Jason Kile is the kind of voter who makes Democrats optimistic that they can win the Senate seat here. The 45-year-old business analyst took an almost-eight-hour road trip to pick up his two children attending Texas A&M and his third at the University of Texas-Austin so that the family could vote together for Democratic nominee Beto O’Rourke.
“I feel like I’m setting an example for my kids,” said Kile as he stood in line here near Dallas to get a picture with O’Rourke, a three-term House member who has come close to becoming the first Democrat to win a statewide race in Texas since 1994 — a record dry-spell in the nation.
There is definitely something sizzling in Texas. O’Rourke is an impressive candidate who is hustling for every vote. He has campaigned in every one of Texas’ 254 counties, is raising cash quicker than he can spend it and is drawing so many newcomers into politics that pollsters from both parties concede that their models could be scrambled by folks who typically didn’t consume political news, let alone make it.
Yet, in conversations with more than 40 Texans over three days in and around Dallas, it’s not clear anyone actually thinks O’Rourke can win. The typical response to the question “Can Beto win?” is crossed fingers or a Catholic sign of the cross.
“I would like to think so,” 61-year-old retired teacher Emily Barmer said as she stood outside an early voting location in DeSoto. “I thought he had a chance, but I keep seeing the polls. Down 6, down 8 points.”

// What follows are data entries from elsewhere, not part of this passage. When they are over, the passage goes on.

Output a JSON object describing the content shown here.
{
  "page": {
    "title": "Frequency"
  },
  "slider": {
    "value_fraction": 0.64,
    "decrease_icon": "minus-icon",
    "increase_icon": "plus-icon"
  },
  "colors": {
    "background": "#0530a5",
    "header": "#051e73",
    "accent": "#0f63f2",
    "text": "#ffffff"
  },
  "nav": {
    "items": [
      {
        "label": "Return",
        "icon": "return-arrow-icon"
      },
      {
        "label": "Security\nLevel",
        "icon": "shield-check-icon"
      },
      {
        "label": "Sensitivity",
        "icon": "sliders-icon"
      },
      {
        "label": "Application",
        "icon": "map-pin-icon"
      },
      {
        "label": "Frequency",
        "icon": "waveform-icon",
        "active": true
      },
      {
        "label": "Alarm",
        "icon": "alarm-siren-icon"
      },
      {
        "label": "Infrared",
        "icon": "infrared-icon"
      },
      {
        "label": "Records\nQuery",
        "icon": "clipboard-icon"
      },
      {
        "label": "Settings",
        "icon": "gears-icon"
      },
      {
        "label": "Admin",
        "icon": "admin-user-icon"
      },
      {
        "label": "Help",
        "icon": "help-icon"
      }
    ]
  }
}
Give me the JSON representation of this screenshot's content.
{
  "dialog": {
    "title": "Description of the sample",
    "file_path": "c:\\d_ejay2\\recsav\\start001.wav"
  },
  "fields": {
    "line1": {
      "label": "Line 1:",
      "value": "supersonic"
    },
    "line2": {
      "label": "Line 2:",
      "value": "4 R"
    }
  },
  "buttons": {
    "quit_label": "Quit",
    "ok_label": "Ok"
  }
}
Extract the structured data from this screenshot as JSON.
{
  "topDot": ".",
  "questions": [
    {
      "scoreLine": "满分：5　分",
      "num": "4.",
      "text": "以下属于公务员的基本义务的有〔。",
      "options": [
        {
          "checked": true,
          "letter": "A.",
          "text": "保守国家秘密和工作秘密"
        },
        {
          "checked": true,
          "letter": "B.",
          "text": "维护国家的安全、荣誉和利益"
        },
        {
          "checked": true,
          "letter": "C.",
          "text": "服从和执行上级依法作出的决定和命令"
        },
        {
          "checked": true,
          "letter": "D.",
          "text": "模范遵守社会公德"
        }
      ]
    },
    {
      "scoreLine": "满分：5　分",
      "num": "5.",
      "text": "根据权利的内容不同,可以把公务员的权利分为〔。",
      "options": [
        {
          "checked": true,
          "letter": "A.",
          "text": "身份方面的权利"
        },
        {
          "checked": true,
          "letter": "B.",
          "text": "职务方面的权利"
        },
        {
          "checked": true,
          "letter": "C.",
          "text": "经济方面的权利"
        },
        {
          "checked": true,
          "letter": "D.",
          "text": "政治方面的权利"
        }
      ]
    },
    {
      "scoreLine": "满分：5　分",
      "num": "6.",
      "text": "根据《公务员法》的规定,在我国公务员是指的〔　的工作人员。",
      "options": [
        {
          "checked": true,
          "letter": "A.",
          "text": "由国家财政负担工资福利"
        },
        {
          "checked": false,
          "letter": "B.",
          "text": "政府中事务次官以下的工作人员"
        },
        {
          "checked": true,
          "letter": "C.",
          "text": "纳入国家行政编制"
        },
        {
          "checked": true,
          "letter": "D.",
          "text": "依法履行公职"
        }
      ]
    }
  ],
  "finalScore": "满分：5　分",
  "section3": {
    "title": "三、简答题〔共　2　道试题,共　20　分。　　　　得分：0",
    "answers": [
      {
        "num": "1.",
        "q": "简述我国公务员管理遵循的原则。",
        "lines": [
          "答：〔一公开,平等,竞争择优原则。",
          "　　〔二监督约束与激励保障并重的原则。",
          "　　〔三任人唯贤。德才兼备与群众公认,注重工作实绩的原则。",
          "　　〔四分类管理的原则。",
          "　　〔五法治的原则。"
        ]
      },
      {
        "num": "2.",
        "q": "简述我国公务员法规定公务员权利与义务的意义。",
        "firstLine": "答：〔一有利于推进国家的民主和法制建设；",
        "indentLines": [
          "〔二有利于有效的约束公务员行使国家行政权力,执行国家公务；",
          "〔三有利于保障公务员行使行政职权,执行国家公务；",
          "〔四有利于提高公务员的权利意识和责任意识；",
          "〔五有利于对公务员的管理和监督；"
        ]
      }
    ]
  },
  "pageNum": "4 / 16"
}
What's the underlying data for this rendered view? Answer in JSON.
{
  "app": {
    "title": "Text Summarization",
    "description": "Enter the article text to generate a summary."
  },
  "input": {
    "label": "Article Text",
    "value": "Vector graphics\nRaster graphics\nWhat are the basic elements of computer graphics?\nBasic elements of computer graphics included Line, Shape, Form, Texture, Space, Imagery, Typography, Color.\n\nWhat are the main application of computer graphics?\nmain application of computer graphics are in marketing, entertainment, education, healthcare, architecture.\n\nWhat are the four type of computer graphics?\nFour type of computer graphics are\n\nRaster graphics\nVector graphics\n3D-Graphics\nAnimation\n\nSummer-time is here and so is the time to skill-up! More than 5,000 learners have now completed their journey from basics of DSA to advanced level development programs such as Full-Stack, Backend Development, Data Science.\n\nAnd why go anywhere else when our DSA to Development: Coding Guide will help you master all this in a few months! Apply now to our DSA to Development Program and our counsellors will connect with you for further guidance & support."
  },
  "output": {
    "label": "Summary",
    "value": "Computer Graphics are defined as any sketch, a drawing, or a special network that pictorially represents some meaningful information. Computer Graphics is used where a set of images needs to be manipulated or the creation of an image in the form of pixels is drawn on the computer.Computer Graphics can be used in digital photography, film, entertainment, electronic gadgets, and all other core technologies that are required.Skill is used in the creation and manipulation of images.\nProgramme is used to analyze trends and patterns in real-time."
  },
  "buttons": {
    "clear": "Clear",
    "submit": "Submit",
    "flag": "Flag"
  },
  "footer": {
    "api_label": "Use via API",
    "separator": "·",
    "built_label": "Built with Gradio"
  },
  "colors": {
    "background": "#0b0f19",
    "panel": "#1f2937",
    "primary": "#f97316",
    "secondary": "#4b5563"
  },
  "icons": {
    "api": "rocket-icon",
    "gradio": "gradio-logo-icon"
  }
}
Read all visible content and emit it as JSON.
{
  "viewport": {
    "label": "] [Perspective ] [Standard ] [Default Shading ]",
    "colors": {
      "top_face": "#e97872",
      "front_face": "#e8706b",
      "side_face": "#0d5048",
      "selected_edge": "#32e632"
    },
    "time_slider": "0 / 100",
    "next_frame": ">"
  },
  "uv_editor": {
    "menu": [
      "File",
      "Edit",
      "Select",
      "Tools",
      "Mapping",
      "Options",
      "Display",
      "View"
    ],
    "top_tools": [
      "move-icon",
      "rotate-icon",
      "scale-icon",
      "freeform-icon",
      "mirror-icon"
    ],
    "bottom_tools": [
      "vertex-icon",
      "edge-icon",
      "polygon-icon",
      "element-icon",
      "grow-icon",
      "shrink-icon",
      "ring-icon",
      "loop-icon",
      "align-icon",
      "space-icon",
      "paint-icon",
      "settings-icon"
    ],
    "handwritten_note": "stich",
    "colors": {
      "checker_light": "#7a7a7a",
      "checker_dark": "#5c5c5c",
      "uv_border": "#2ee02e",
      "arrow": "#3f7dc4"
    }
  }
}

That’s the rub. O’Rourke is drawing huge crowds and comparisons to other Democratic stars. “He’s Kennedyesque,” said 73-year-old Dan Keough, who saw both John and Bobby Kennedy campaign in the 1960s. Separately, 38-year-old Demethius Jackson made a more recent analogy: “I haven’t seen this much momentum since the Obama election.”
But there has yet to be a poll showing him ahead of Cruz. Headwinds are aplenty in Texas for Democrats, despite hundreds of grassroots events that spring up across the state to organize voters in support of O’Rourke. “We don’t know what’s going to happen, but we’re trying to make something happen,” said Rep. Eddie Bernice Johnson. “Beto has out-raised anybody we’ve ever run. We’re pleased about that and we hope it will help him pass. … Even if he doesn’t win, we’ve made real progress if we can get these young people interested in voting.”
Some O’Rourke fans and critics alike claim — despite the candidate’s consistent insistence otherwise — that he will be seeking the presidency in 2020, win or lose. “I won’t be surprised if he doesn’t” win, said Jonnie England, whose car sports two “Beto” stickers and another urging her neighbors to “RESIST.” The O’Rourke campaign is the first she’s volunteered for in 40 years and she spends much of her time promoting the candidate as a straight-shooter who can most the country past politics. “I’ll be deeply saddened [if O’Rourke loses], but there’s 2020 right around the corner. He says he doesn’t want to run, but minds can be changed.”
The ding on O’Rourke, of course, is that he is the most over-hyped candidate of the cycle. He is drawing enthusiastic and genuine crowds. He has raised a record $38 million in the third quarter of this year. And his speeches, often delivered at the expense of his vocal cords, border on Obama-caliber aspirations. “He is the great hope of Texas,” says Candice Quarles, a city councilwoman in DeSoto.
Still, O’Rourke is running in Texas, a state that has tempted Democrats in the past to think they have a chance, only to see devastating losses. “It appears to me to be this term’s iteration of Democrats’ great hope. Four years ago, it was Wendy Davis and she was going to be the start of a blue wave and she wasn’t. This time, it appears to be Congressman O’Rourke’s turn to be this term’s Wendy Davis,” says James Dickey, the chairman of the Republican Party of Texas. “There’s no reason for Texas voters to vote against Republican elected officials.”
Davis, in 2014, drew similar optimism about her odds, but still captured just 38% in her bid for Governor. And despite being a rather matte candidate, Cruz fits the bill for many Texans, especially when it comes to immigration and communities of faith. His role in confirming Justice Brett Kavanaugh to the Supreme Court is a selling point for self-described Christian conservatives and evangelicals, and Trump’s decision to hold a rally in support of Cruz helped, too. At the same time, Trump has a net negative approval rating in Texas.
Yet, there are signs that maybe, if the stars align, O’Rourke could pull this off. “Everyone I know is on Team Beto,” says Machelle Allums, a 59-year-old who works in insurance. “If the elections are fair, he’s got this.” Voters under the age of 30 have been showing up at early voting centers at rates five-fold over where they were in 2014, the last non-presidential campaign year. Republican enclaves in the state are seeing “Beto” signs in neighbors’ yards — and in neighborhoods outside of Texas, too.
“Beto has so much support. He’s changing politics for the better,” said Linda Unger, a 63-year-old Dallas woman. “That support might not be all in Texas, though.”